Portugal tem, aliás, uma tradição de intervir politicamente para controlar a evolução dos preços da eletricidade, sobretudo por causa dos custos de interesse geral que estão encostados à fatura elétrica, mas também devido à dívida tarifária herdada dos tempos do primeiro Governo de José Sócrates. Por outro lado, se a remuneração das renováveis e à central da Tapada do Outeiro ajudou a puxar as tarifas elétricas para baixo quando os preços grossistas dispararam, é provável que com a sua descida, o sistema tenha de voltar a suportar um sobrecusto com estes produtores para as tarifas de 2024.
Nas explicações dadas à Lusa, a REN adianta que a verba não utilizada até ao final do ano será devolvida ao Estado. O INE diz, por seu turno, que os montantes que vierem a ser devolvidos ao Estado serão registados como operação financeira, tal como aquando da afetação dos mil milhões de euros, “sem impacto no défice”.

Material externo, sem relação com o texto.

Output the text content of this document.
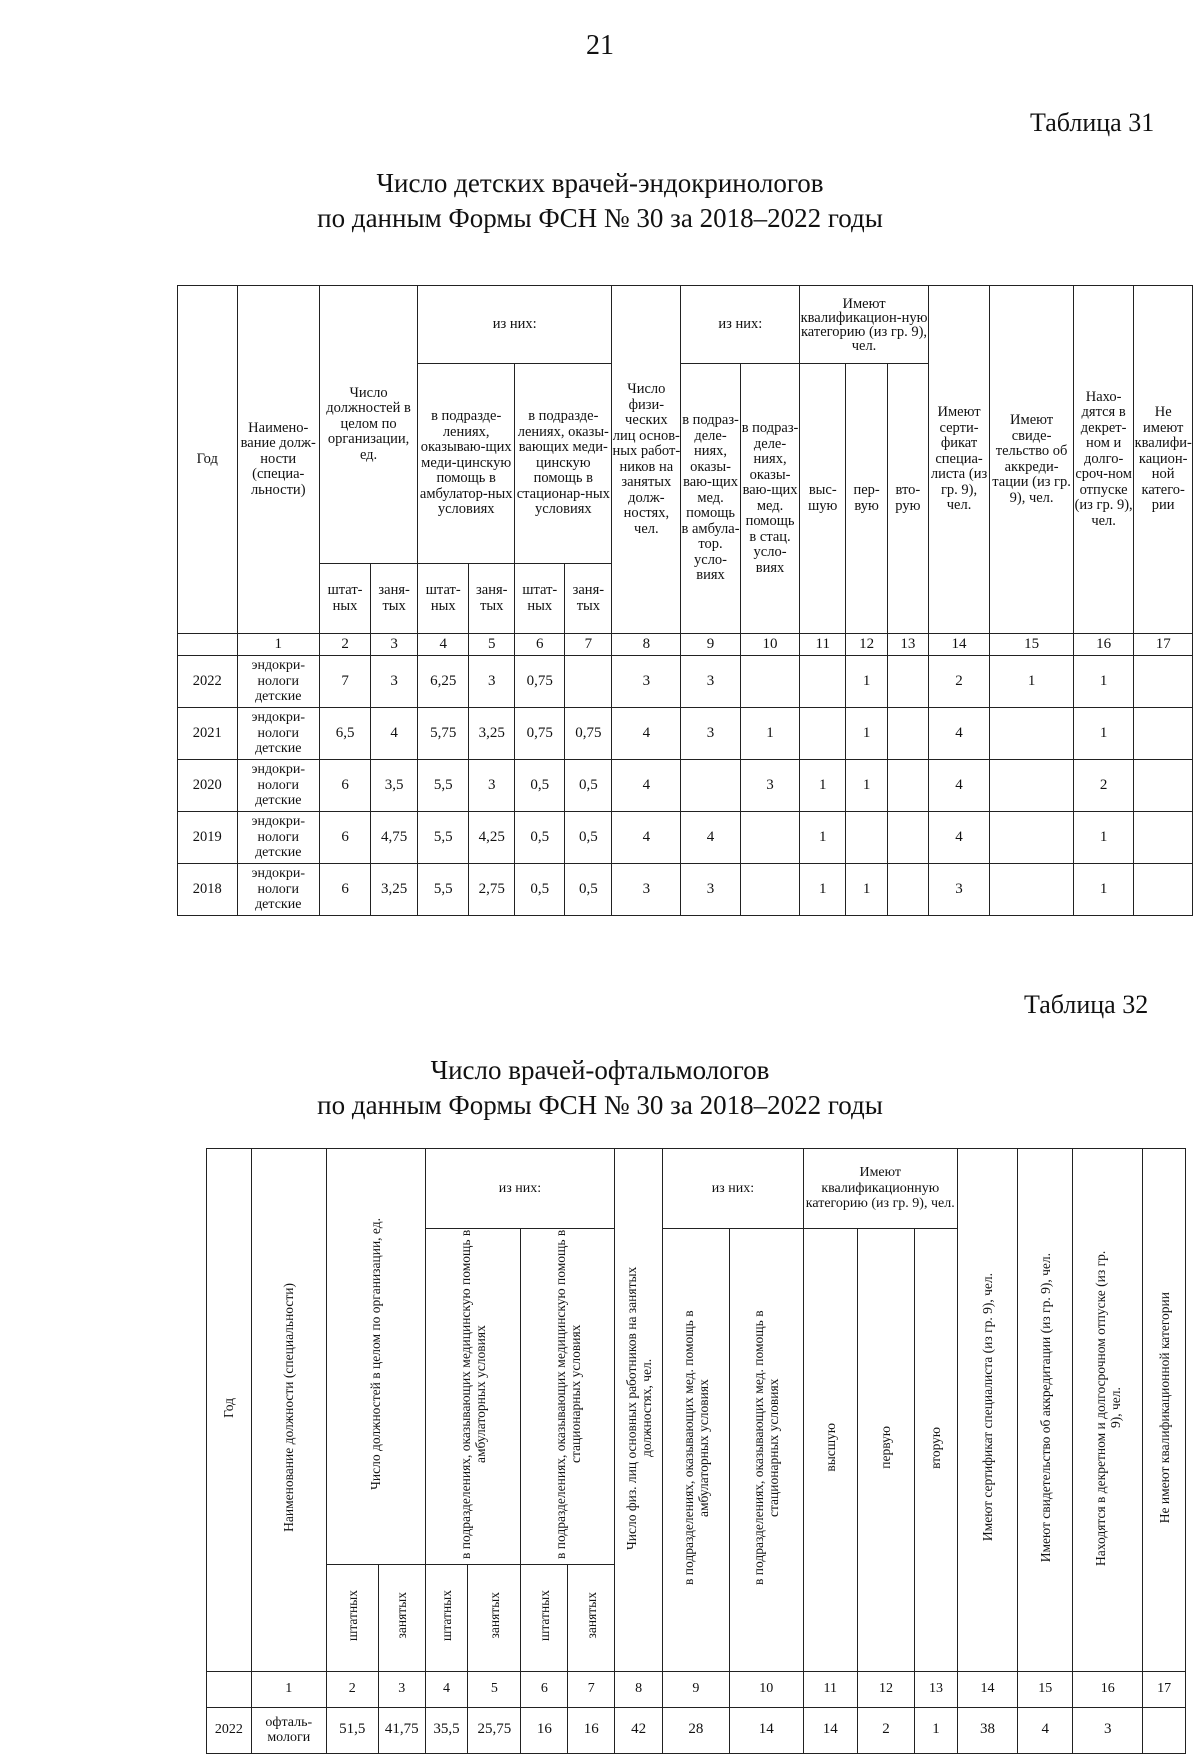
21
Таблица 31
Число детских врачей-эндокринологов
по данным Формы ФСН № 30 за 2018–2022 годы
Год	Наимено-вание долж-ности (специа-льности)	Число должностей в целом по организации, ед.		из них:				Число физи-ческих лиц основ-ных работ-ников на занятых долж-ностях, чел.	из них:		Имеют квалификацион-ную категорию (из гр. 9), чел.			Имеют серти-фикат специа-листа (из гр. 9), чел.	Имеют свиде-тельство об аккреди-тации (из гр. 9), чел.	Нахо-дятся в декрет-ном и долго-сроч-ном отпуске (из гр. 9), чел.	Не имеют квалифи-кацион-ной катего-рии
				в подразде-лениях, оказываю-щих меди-цинскую помощь в амбулатор-ных условиях		в подразде-лениях, оказы-вающих меди-цинскую помощь в стационар-ных условиях			в подраз-деле-ниях, оказы-ваю-щих мед. помощь в амбула-тор. усло-виях	в подраз-деле-ниях, оказы-ваю-щих мед. помощь в стац. усло-виях	выс-шую	пер-вую	вто-рую				
		штат-ных	заня-тых	штат-ных	заня-тых	штат-ных	заня-тых										
	1	2	3	4	5	6	7	8	9	10	11	12	13	14	15	16	17
2022	эндокри-нологи детские	7	3	6,25	3	0,75		3	3			1		2	1	1	
2021	эндокри-нологи детские	6,5	4	5,75	3,25	0,75	0,75	4	3	1		1		4		1	
2020	эндокри-нологи детские	6	3,5	5,5	3	0,5	0,5	4		3	1	1		4		2	
2019	эндокри-нологи детские	6	4,75	5,5	4,25	0,5	0,5	4	4		1			4		1	
2018	эндокри-нологи детские	6	3,25	5,5	2,75	0,5	0,5	3	3		1	1		3		1	
Таблица 32
Число врачей-офтальмологов
по данным Формы ФСН № 30 за 2018–2022 годы
Год	Наименование должности (специальности)	Число должностей в целом по организации, ед.		из них:				Число физ. лиц основных работников на занятых должностях, чел.	из них:		Имеют квалификационную категорию (из гр. 9), чел.			Имеют сертификат специалиста (из гр. 9), чел.	Имеют свидетельство об аккредитации (из гр. 9), чел.	Находятся в декретном и долгосрочном отпуске (из гр. 9), чел.	Не имеют квалификационной категории
				в подразделениях, оказывающих медицинскую помощь в амбулаторных условиях		в подразделениях, оказывающих медицинскую помощь в стационарных условиях			в подразделениях, оказывающих мед. помощь в амбулаторных условиях	в подразделениях, оказывающих мед. помощь в стационарных условиях	высшую	первую	вторую				
		штатных	занятых	штатных	занятых	штатных	занятых										
	1	2	3	4	5	6	7	8	9	10	11	12	13	14	15	16	17
2022	офталь-мологи	51,5	41,75	35,5	25,75	16	16	42	28	14	14	2	1	38	4	3	
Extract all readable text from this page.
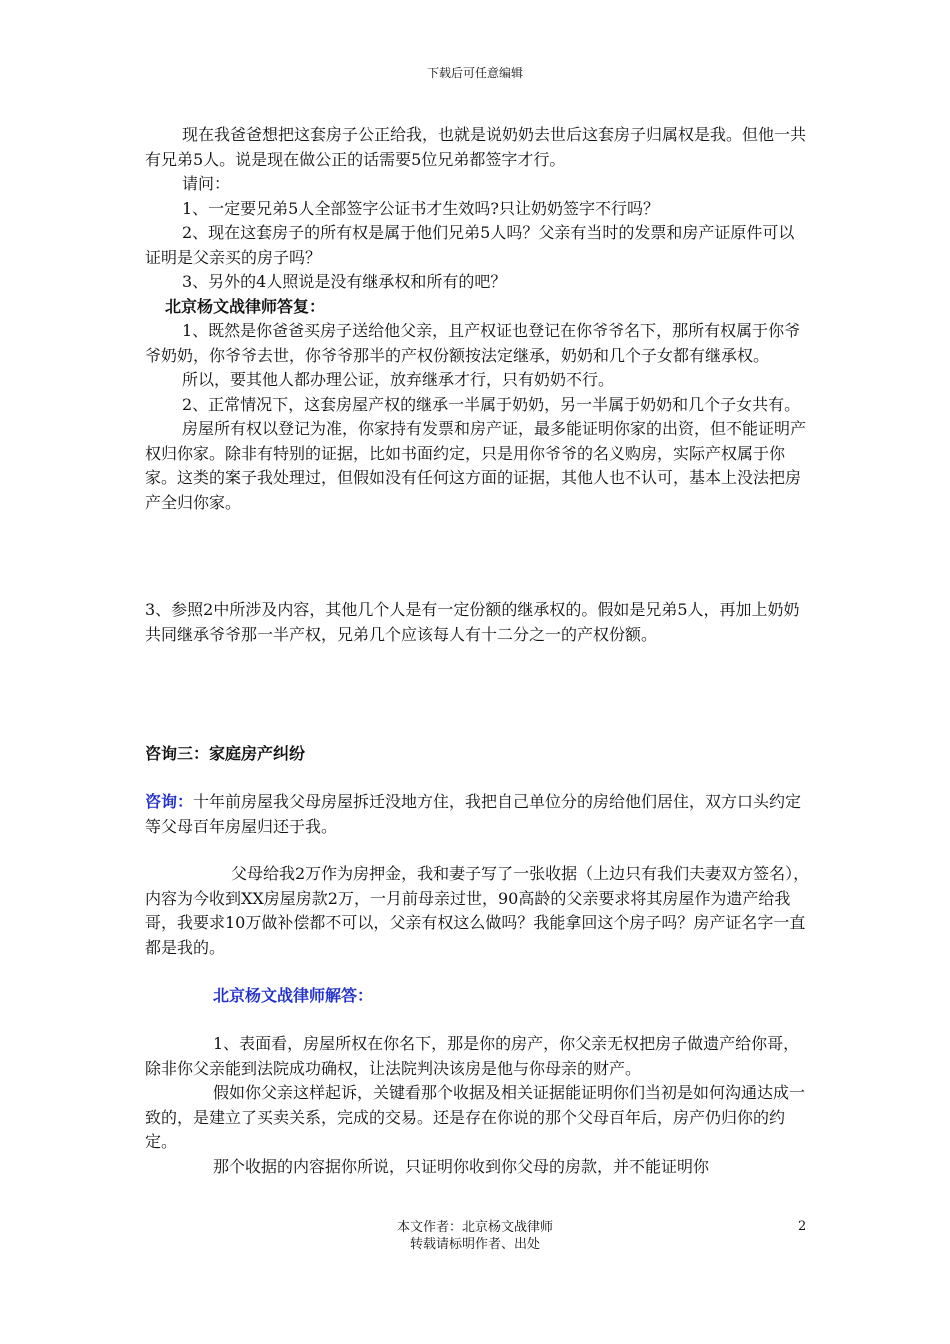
下载后可任意编辑

现在我爸爸想把这套房子公正给我，也就是说奶奶去世后这套房子归属权是我。但他一共有兄弟5人。说是现在做公正的话需要5位兄弟都签字才行。

请问：

1、一定要兄弟5人全部签字公证书才生效吗?只让奶奶签字不行吗？

2、现在这套房子的所有权是属于他们兄弟5人吗？父亲有当时的发票和房产证原件可以证明是父亲买的房子吗？

3、另外的4人照说是没有继承权和所有的吧？

北京杨文战律师答复：

1、既然是你爸爸买房子送给他父亲，且产权证也登记在你爷爷名下，那所有权属于你爷爷奶奶，你爷爷去世，你爷爷那半的产权份额按法定继承，奶奶和几个子女都有继承权。

所以，要其他人都办理公证，放弃继承才行，只有奶奶不行。

2、正常情况下，这套房屋产权的继承一半属于奶奶，另一半属于奶奶和几个子女共有。

房屋所有权以登记为准，你家持有发票和房产证，最多能证明你家的出资，但不能证明产权归你家。除非有特别的证据，比如书面约定，只是用你爷爷的名义购房，实际产权属于你家。这类的案子我处理过，但假如没有任何这方面的证据，其他人也不认可，基本上没法把房产全归你家。

3、参照2中所涉及内容，其他几个人是有一定份额的继承权的。假如是兄弟5人，再加上奶奶共同继承爷爷那一半产权，兄弟几个应该每人有十二分之一的产权份额。

咨询三：家庭房产纠纷

咨询：十年前房屋我父母房屋拆迁没地方住，我把自己单位分的房给他们居住，双方口头约定等父母百年房屋归还于我。

父母给我2万作为房押金，我和妻子写了一张收据（上边只有我们夫妻双方签名），内容为今收到XX房屋房款2万，一月前母亲过世，90高龄的父亲要求将其房屋作为遗产给我哥，我要求10万做补偿都不可以，父亲有权这么做吗？我能拿回这个房子吗？房产证名字一直都是我的。

北京杨文战律师解答：

1、表面看，房屋所权在你名下，那是你的房产，你父亲无权把房子做遗产给你哥，除非你父亲能到法院成功确权，让法院判决该房是他与你母亲的财产。

假如你父亲这样起诉，关键看那个收据及相关证据能证明你们当初是如何沟通达成一致的，是建立了买卖关系，完成的交易。还是存在你说的那个父母百年后，房产仍归你的约定。

那个收据的内容据你所说，只证明你收到你父母的房款，并不能证明你

本文作者：北京杨文战律师
转载请标明作者、出处
2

A devolução terá sim um impacto positivo na dívida pública, já que os mil milhões de euros transferidos em 2022 foram classificados nesta rubrica.
Questionado pelo Observador sobre esta almofada orçamental e o seu eventual impacto (positivo) no objetivo do défice, o Ministério das Finanças não deu resposta.
O programa de estabilidade previa para 2023 um défice de 0,4% do Produto Interno Bruto, mas a forte subida da cobrança fiscal face ao orçamentado permite antecipar um resultado muito melhor. Os mais de 900 milhões de euros ainda por usar deste apoio do gás correspondem a cerca de 0,375% do PIB.